Melihat Tempat Rehabilitasi Narkoba di Kota Pontianak
Ketua RBM Bumi Khatulistiwa Kalbar, M. Zaini, mengungkapkan kebanyakan dari mereka adalah korban penyalahgunaan narkoba jenis shabu.
Penulis: Muzammilul Abrori | Editor: Rizky Zulham
Laporan Wartawan Tribun Pontianak, Claudia Liberani
TRIBUNPONTIANAK.CO.ID, PONTIANAK - Di bangunan yang terletak di Jalan Putri Candramidi, Gang Suka Damai No.17 A tinggal korban narkotika yang sedang menjalani rehabilitasi di bawah naungan Rehabilitasi Sosial Berbasis Masyarakat (RBM) Bumi Khatulistiwa Kalbar.
Ketua RBM Bumi Khatulistiwa Kalbar, M. Zaini, mengungkapkan kebanyakan dari mereka adalah korban penyalahgunaan narkoba jenis shabu.
Mereka berasal dari berbagai daerah di Kalimantan Barat.
Kalbar sebagai daerah dengan angka penyalahgunaan narkoba yang cukup tinggi memiliki tujuh tempat rehabilitas baik itu milik pemerintah maupun swasta, RBM Bumi Khatulistiwa Kalbar adalah satu di antaranya yang dikelola oleh masyarakat, berdiri sejak tahun 2005 ini telah menangani ribuan korban penyalahgunaan barang haram ini.
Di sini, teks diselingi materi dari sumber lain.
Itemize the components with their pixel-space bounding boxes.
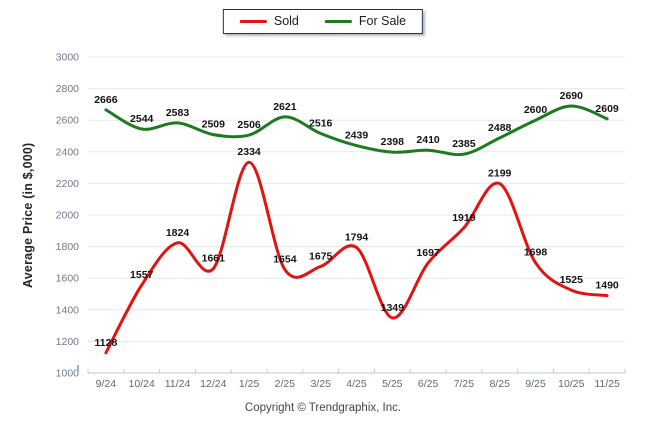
sold-data-label: 1661 xyxy=(202,253,226,265)
y-axis-tick-label: 1800 xyxy=(56,241,80,253)
for-sale-data-label: 2506 xyxy=(237,119,261,131)
y-axis-tick-label: 3000 xyxy=(56,52,80,64)
sold-data-label: 2334 xyxy=(237,146,261,158)
x-axis-tick-label: 7/25 xyxy=(454,378,475,390)
for-sale-data-label: 2690 xyxy=(560,90,584,102)
sold-series-line xyxy=(104,160,609,355)
chart-legend: Sold For Sale xyxy=(222,9,424,34)
sold-data-label: 2199 xyxy=(488,168,512,180)
y-axis-tick-label: 1400 xyxy=(56,304,80,316)
sold-data-label: 1525 xyxy=(560,274,584,286)
legend-item-for-sale: For Sale xyxy=(324,14,407,29)
x-axis-tick-label: 11/25 xyxy=(594,378,620,390)
for-sale-line-swatch xyxy=(324,20,352,23)
for-sale-data-label: 2488 xyxy=(488,122,512,134)
y-axis-tick-label: 1600 xyxy=(56,273,80,285)
for-sale-data-label: 2385 xyxy=(452,138,476,150)
copyright-text: Copyright © Trendgraphix, Inc. xyxy=(244,402,402,414)
sold-data-label: 1919 xyxy=(452,212,476,224)
for-sale-data-label: 2439 xyxy=(345,130,369,142)
x-axis-tick-label: 4/25 xyxy=(346,378,367,390)
sold-data-label: 1490 xyxy=(595,280,619,292)
sold-data-label: 1697 xyxy=(416,247,440,259)
for-sale-data-label: 2666 xyxy=(94,94,118,106)
legend-label-sold: Sold xyxy=(273,14,299,29)
x-axis-tick-label: 6/25 xyxy=(418,378,439,390)
sold-data-label: 1698 xyxy=(524,247,548,259)
x-axis-tick-label: 10/24 xyxy=(129,378,155,390)
y-axis-tick-label: 2000 xyxy=(56,210,80,222)
sold-line-swatch xyxy=(239,20,267,23)
y-axis-tick-label: 1000 xyxy=(56,368,80,380)
y-axis-tick-label: 1200 xyxy=(56,336,80,348)
x-axis-tick-label: 8/25 xyxy=(489,378,510,390)
for-sale-data-label: 2544 xyxy=(130,113,154,125)
for-sale-data-label: 2583 xyxy=(166,107,190,119)
x-axis-tick-label: 5/25 xyxy=(382,378,403,390)
sold-data-label: 1349 xyxy=(381,302,405,314)
x-axis-tick-label: 12/24 xyxy=(200,378,226,390)
for-sale-data-label: 2509 xyxy=(202,119,226,131)
x-axis-tick-label: 9/25 xyxy=(525,378,546,390)
sold-data-label: 1794 xyxy=(345,232,369,244)
x-axis-tick-label: 1/25 xyxy=(239,378,260,390)
for-sale-series-line xyxy=(104,104,609,157)
sold-data-label: 1675 xyxy=(309,250,333,262)
for-sale-data-label: 2398 xyxy=(381,136,405,148)
y-axis-tick-label: 2200 xyxy=(56,178,80,190)
sold-data-label: 1654 xyxy=(273,254,297,266)
x-axis-tick-label: 2/25 xyxy=(275,378,296,390)
sold-data-label: 1557 xyxy=(130,269,154,281)
legend-label-for-sale: For Sale xyxy=(358,14,407,29)
for-sale-data-label: 2609 xyxy=(595,103,619,115)
for-sale-data-label: 2600 xyxy=(524,104,548,116)
legend-item-sold: Sold xyxy=(239,14,299,29)
x-axis-tick-label: 10/25 xyxy=(558,378,584,390)
x-axis-tick-label: 9/24 xyxy=(96,378,117,390)
y-axis-tick-label: 2800 xyxy=(56,83,80,95)
for-sale-data-label: 2621 xyxy=(273,101,297,113)
x-axis-tick-label: 3/25 xyxy=(310,378,331,390)
x-axis-tick-label: 11/24 xyxy=(165,378,191,390)
y-axis-tick-label: 2400 xyxy=(56,146,80,158)
for-sale-data-label: 2410 xyxy=(416,134,440,146)
sold-data-label: 1128 xyxy=(95,337,118,349)
sold-data-label: 1824 xyxy=(166,227,190,239)
for-sale-data-label: 2516 xyxy=(309,117,333,129)
y-axis-tick-label: 2600 xyxy=(56,115,80,127)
"Saat ini ada 10 resident yang kita tangani. Mereka memiliki beragam latar belakang," katanya, Minggu (18/2/2018).
Jumlah ini paling sedikit dibanding tahun-tahun sebelumnya. Mulai dari usia pelajar hingga dewasa berkumpul di tempat ini. Mulai dari penggunaan tahunan hingga puluhan tahun. Mereka berjuang melepaskan ketergantungan, melawan diri sendiri. Sejak tahun 2015 tempat ini tidak lagi menerima klien perempuan, jika ada perempuan meminta rehab maka akan direhab di Melawi, tempat khusus perempuan.
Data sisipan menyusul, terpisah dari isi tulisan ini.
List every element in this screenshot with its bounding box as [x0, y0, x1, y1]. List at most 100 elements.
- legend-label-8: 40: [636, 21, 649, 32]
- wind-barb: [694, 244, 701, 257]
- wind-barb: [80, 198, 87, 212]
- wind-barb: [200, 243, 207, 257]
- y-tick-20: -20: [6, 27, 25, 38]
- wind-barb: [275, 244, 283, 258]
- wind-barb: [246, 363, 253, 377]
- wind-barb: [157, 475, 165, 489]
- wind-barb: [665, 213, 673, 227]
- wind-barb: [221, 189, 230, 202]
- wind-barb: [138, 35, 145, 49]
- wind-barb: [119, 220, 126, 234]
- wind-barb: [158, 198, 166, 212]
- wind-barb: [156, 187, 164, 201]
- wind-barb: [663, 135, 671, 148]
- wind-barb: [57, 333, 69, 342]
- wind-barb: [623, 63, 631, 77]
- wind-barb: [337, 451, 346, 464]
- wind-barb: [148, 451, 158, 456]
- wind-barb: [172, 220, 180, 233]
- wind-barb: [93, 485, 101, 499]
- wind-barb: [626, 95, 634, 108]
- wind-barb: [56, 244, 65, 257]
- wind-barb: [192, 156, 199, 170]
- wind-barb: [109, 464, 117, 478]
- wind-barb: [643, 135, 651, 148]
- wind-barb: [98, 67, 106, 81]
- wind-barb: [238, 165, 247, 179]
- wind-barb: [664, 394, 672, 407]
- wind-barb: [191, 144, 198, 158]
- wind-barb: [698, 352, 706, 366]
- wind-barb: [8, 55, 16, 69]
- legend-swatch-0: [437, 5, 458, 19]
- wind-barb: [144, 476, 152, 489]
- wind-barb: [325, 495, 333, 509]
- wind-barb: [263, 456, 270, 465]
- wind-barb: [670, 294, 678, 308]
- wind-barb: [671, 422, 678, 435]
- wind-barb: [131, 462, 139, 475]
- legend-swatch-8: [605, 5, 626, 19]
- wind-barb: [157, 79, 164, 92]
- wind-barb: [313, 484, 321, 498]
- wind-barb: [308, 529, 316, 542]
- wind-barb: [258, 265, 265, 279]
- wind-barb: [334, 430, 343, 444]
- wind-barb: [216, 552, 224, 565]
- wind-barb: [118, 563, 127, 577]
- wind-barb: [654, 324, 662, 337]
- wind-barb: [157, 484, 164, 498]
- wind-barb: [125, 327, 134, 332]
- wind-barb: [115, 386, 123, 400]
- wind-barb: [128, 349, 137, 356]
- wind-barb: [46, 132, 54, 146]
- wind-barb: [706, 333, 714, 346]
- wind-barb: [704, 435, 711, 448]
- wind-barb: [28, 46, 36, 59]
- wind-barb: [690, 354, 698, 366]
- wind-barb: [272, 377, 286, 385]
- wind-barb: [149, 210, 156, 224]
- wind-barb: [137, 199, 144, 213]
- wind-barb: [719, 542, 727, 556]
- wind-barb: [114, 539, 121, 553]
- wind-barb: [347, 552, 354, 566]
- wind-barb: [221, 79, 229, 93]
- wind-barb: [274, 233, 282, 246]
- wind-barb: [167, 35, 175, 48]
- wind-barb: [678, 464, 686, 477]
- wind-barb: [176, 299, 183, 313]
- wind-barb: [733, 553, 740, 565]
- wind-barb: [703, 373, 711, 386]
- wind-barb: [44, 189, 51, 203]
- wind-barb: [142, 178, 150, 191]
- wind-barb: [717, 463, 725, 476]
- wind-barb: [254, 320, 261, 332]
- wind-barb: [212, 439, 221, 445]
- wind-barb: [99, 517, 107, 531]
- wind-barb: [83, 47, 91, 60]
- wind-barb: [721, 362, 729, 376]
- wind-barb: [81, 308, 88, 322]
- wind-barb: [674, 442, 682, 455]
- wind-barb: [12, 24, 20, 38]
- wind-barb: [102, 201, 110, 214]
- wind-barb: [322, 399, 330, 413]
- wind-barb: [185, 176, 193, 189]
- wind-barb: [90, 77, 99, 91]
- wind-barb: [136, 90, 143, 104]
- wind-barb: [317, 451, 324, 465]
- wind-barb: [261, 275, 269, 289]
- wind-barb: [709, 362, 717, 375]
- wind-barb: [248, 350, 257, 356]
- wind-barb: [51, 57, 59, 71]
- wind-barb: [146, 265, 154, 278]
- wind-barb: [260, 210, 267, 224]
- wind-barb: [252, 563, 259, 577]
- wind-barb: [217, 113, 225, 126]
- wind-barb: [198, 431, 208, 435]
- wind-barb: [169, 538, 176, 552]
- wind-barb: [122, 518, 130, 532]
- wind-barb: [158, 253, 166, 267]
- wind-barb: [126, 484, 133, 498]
Di tempat rehab ini terdapat berbagai fasilitas untuk menunjang proses pemulihan para resident. Di antaranya ruang medis, ruang detox, ruang bermain, ruang konseling hingga kamar yang ditempati bersama-sama.
Ruang detox merupakan ruangan tempat di mana klien pertama kali masuk, di ruangan berlapis jeruji besi ini seorang klien akan ditempatkan selama dua Minggu. Detox berarti proses penetralan berbagai zat yang pernah masuk dalam tubuhnya, masa dua minggu ini dianggap paling berat.
"Per bulan mereka membayar, sekitar 2.000.000 untuk keperluan pribadi mereka seperti keperluan mandi, maupun rokok, karena ini tidak ditanggung oleh negara," paparnya.
Dia menuturkan bantuan dari pemerintah yang minim membuat mereka harus menarik biaya bagi korban yang datang untuk menjalani proses rehabilitasi selama lebih kurang enam bulan.
Di tempat rehab ini, para resident mengikuti berbagai program yang telah dirancang untuk proses pemulihan, mereka menjalani program berbasis masyarakat. Tidak hanya melakukan aktivitas di dalam tempat rehabilitasi tapi juga bersosialisasi dengan masyarakat, bahkan ketika sudah selesai masa rehab banyak dari mereka yang kembali ke keluarga dan bekerja, tidak jarang pula mengabdikan diri membantu di RBM.
Enam bulan merupakan waktu yang mereka habiskan untuk menjalani proses rehab. Namun Zai mengungkapkan semakin lama maka semakin bagus.
"Rehab itu ibaratkan belajar, semakin lama, semakin banyak ilmu yang kita dapat. Begitu pula teman-teman di sini, bahkan ada yang memilih kembali ke sini untuk membantu menjadi staff atau volunteer," tuturnya.
RBM ini pernah berkali-kali pindah, dia mengakui tidak mudah mendapatkan tempat untuk dijadikan tempat rehabilitasi karena berbagai alasan. Mulai dari penolakan oleh masyarakat di lingkungan hingga susahnya mendapatkan orang yang mau menjadikan rumahnya disewa sebagai tempat rehab. Mereka mulai menempati tempat yang sekarang pada tahun 2015.